28 February 2011

What Destiny Does Demographic Change Hold for World Hegemony?

It is fashionable to assume that the 21st century will belong to China, as Europe and North America lose the memes and genes which drove scientific, commercial, military, and technological progress in the 17th, 18th, 19th, and 20th centuries. But what does demography have to say about the fashionable viewpoint?
Americans prosper with a fertility rate of 2.1, high enough to shield them from the sort of demographic collapse closing in on Asia and Europe. Beijing and Shanghai are 1.0, Korea is 1.1, Singapore 1.2, Germany 1.3, Poland 1.3, Italy 1.4 and Russia 1.4.

...Zhuoyan Mao from Beijing’s Institute for Family Planning said China’s fertility rate had been below replacement level for almost twenty years. “Population momentum” turned negative over a decade ago in Beijing, Tianjin, Shanghai and Liaoning, but the countryside is catching up. “The decline speed in rural areas is faster,” he says. _Evans-Pritchard Telegraph
The decline of rural populations can lead to fewer farmers, less agricultural production, and a growing need to import food for hungry cities.
China’s fertility rate is collapsing anyway for the same reasons as it has collapsed in Japan and Korea – affluence, women’s education, later pregnancies that stretch generations, in-law duties, and costly housing. You cannot reverse this with a wave of the wand. The lag times can be half a century.

George Magnus, UBS’s global guru, writes in his book “Uprising” that China faces a “triple whammy of ageing”. The number of children under 14 will fall by 53m by 2050; the work force will contract by 100m; and the over-60s will rise by 234m, from 12pc to 31pc of the total.

...Cheng Siwei, the head of China’s green energy drive, told me a few months ago that eco-damage of 13.5pc of GDP each year outstrips China’s growth rate of 10pc. "We have an intangible environmental debt that we are leaving to our children," he said. That debt is already due. _Telegraph

Much of Eastern Siberia will belong to China before the mid-point of the 21st century. Russia's demographic collapse is coming on too quickly for it to be able to hold on to its vast underpopulated East -- new nukes or no new nukes.

But will China belong to China?
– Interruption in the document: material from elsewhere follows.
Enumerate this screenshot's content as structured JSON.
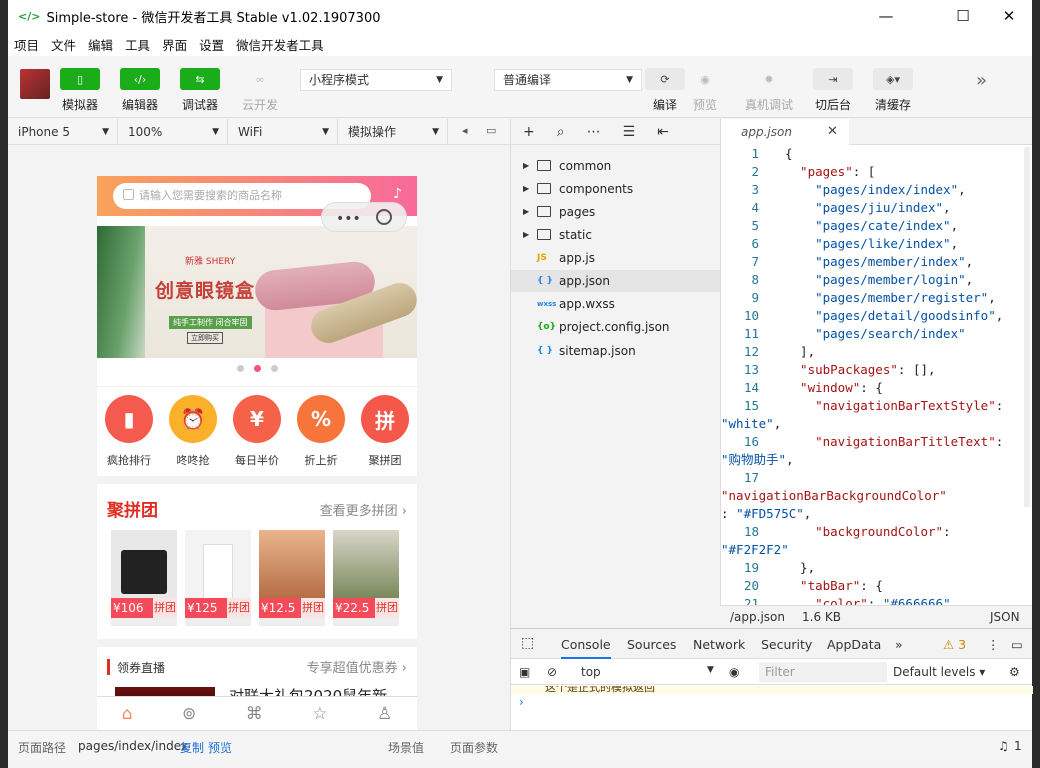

China's history is replete with short lived empires interrupted by chaotic schisms of scattered warlord rule. We can see such nascent cracking chasms beginning to work their way through modern China even now -- some of them along ancient fault lines.

And while the quoted Evans-Pritchard article above referred to the possible rise of something called "ChIndia," how much more likely -- should the US collapse under massive debt, over-sized government, dys-regulation, and loss of human capital -- that the wave of anarchy and neo-tribalist schism should wash over China, India, and all other multi-ethnic, multi-cultural quasi-empires?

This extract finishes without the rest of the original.